Tatiana Waterford, Perry's stylist, explained that the look was a collaboration between the singer and the SoCal brand. Waterford saw the look and requested that it made in a bright green bouclé, a shade Perry aptly described as "margarita" on Instagram.

"Katy is always very involved with the process of making a custom look — from the color and fabrics, down to the tailoring of the final look," Waterford said.

"We made the look perfectly to her measurements, and the corset 'fit like a glove,'" Keiler added. "So, they only had to adjust where the pants sat on her waist."

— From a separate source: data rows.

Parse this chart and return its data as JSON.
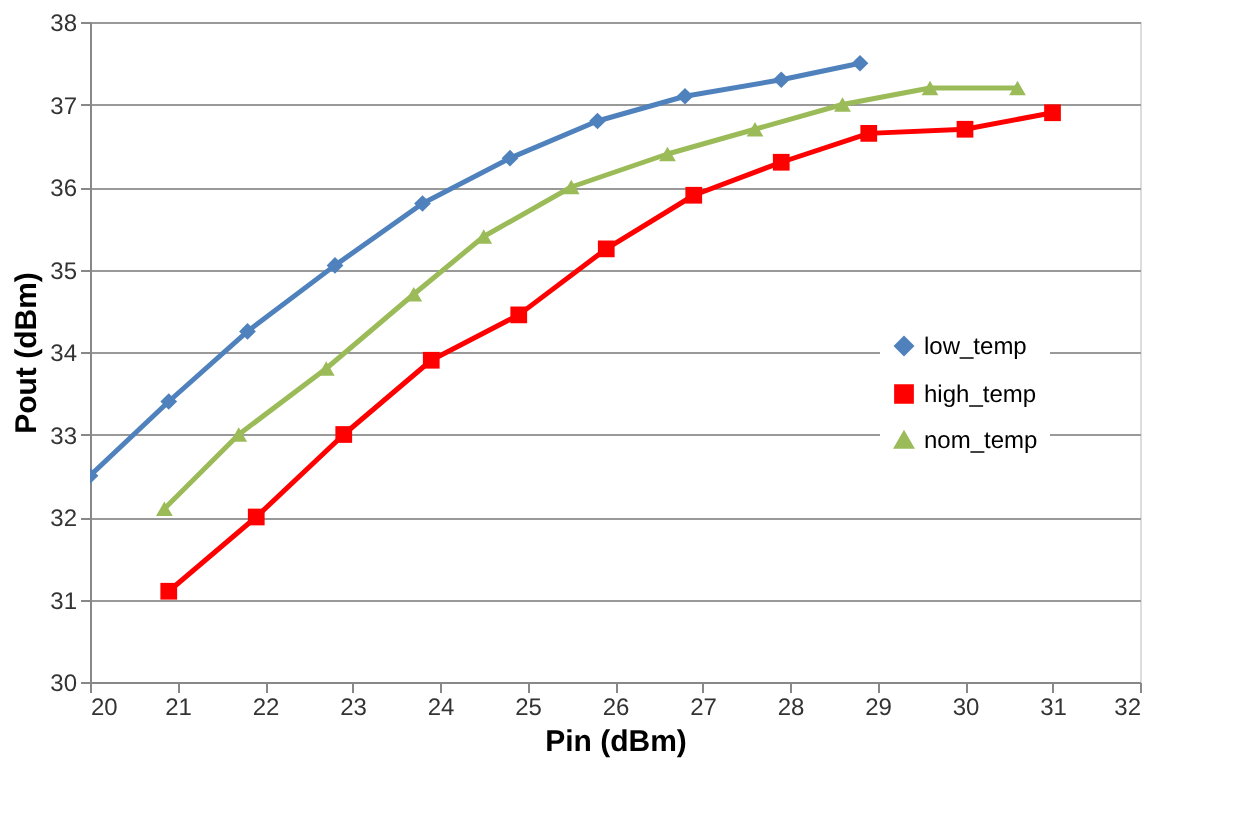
{
  "chart_data": {
    "type": "line",
    "xlabel": "Pin (dBm)",
    "ylabel": "Pout (dBm)",
    "xlim": [
      20,
      32
    ],
    "xticks": [
      20,
      21,
      22,
      23,
      24,
      25,
      26,
      27,
      28,
      29,
      30,
      31,
      32
    ],
    "ylim": [
      30,
      38
    ],
    "yticks": [
      30,
      31,
      32,
      33,
      34,
      35,
      36,
      37,
      38
    ],
    "grid": "y",
    "legend": "right",
    "series": [
      {
        "name": "low_temp",
        "color": "#4f81bd",
        "marker": "diamond",
        "x": [
          20,
          20.9,
          21.8,
          22.8,
          23.8,
          24.8,
          25.8,
          26.8,
          27.9,
          28.8
        ],
        "values": [
          32.5,
          33.4,
          34.25,
          35.05,
          35.8,
          36.35,
          36.8,
          37.1,
          37.3,
          37.5
        ]
      },
      {
        "name": "high_temp",
        "color": "#ff0000",
        "marker": "square",
        "x": [
          20.9,
          21.9,
          22.9,
          23.9,
          24.9,
          25.9,
          26.9,
          27.9,
          28.9,
          30,
          31
        ],
        "values": [
          31.1,
          32.0,
          33.0,
          33.9,
          34.45,
          35.25,
          35.9,
          36.3,
          36.65,
          36.7,
          36.9
        ]
      },
      {
        "name": "nom_temp",
        "color": "#9bbb59",
        "marker": "triangle",
        "x": [
          20.85,
          21.7,
          22.7,
          23.7,
          24.5,
          25.5,
          26.6,
          27.6,
          28.6,
          29.6,
          30.6
        ],
        "values": [
          32.1,
          33.0,
          33.8,
          34.7,
          35.4,
          36.0,
          36.4,
          36.7,
          37.0,
          37.2,
          37.2
        ]
      }
    ]
  }
}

Behind the scenes, Keiler said that the look was a mashup of a bustier with long, wide-leg cargos. Both aren't pieces that anyone familiar with St. John's heritage would associate with the brand, but Perry's look is part of the line's efforts to expand beyond its stately and buttoned-up history. St. John's lineup now includes bra tops, ultra-cropped jackets, and a rainbow of candy-colored hues reminiscent of puffy stickers and carnival sweets. It's a long way from the greys, browns, and navy blue that Dr. Jill Biden and Laura Bush opt for when they shop St. John (even Michelle Obama has worn the label).

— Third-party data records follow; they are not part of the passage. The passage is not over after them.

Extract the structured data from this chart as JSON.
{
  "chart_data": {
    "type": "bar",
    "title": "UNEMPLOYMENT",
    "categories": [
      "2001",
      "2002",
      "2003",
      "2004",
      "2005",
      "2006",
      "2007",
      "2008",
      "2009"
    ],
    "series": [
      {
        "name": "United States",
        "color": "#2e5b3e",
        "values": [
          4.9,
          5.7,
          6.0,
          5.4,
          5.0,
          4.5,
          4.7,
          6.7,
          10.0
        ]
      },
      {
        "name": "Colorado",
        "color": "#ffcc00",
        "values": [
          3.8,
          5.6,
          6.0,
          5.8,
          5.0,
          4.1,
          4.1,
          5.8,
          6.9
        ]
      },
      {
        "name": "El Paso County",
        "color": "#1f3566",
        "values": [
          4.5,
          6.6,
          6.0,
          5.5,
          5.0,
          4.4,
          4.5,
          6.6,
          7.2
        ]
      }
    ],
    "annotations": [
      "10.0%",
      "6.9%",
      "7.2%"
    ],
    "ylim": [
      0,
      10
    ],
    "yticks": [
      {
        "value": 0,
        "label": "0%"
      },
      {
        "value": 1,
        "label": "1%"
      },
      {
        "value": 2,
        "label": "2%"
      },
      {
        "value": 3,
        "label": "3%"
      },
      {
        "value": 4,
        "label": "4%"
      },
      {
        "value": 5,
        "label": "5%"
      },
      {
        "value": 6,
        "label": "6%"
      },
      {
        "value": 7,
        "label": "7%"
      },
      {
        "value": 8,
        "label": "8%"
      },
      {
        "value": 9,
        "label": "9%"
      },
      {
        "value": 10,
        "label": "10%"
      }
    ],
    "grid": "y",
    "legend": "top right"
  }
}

Katy Perry St John Knits pattern
Katy Perry St John sewing detail
Katy Perry St John dress form

Expect to see more star power at the line — though the politicos probably won't be going anywhere. Keiler says that some of Hollywood's biggest stylists are calling in to get their hands on St. John.

"We have had incredible support from stylists such as Karla Welch, Law Roach, Elizabeth Saltzman, Erin Walsh, Wayman + Micah, and Chris Horan, amongst others, so we have quite a lot out in fittings at any given moment," she said.

It's all part of passing on the line's DNA of timeless American style. Without much in the way of marketing these days (Angelina Jolie once fronted a campaign for the brand), the clothes are doing more talking than any flashy ads. With the next generation of PYTs lining up to get their hands on something their moms — and grandmas — would approve of, it looks like St. John found the perfect mix of cool and classic.

Keiler adds that St. John is working to focus on "who we are as a female-founded, American, luxury knitwear brand," but at the same time, balancing what's old and new: "St. John is nostalgic for a lot of people, so we're excited a new generation has gravitated to the brand."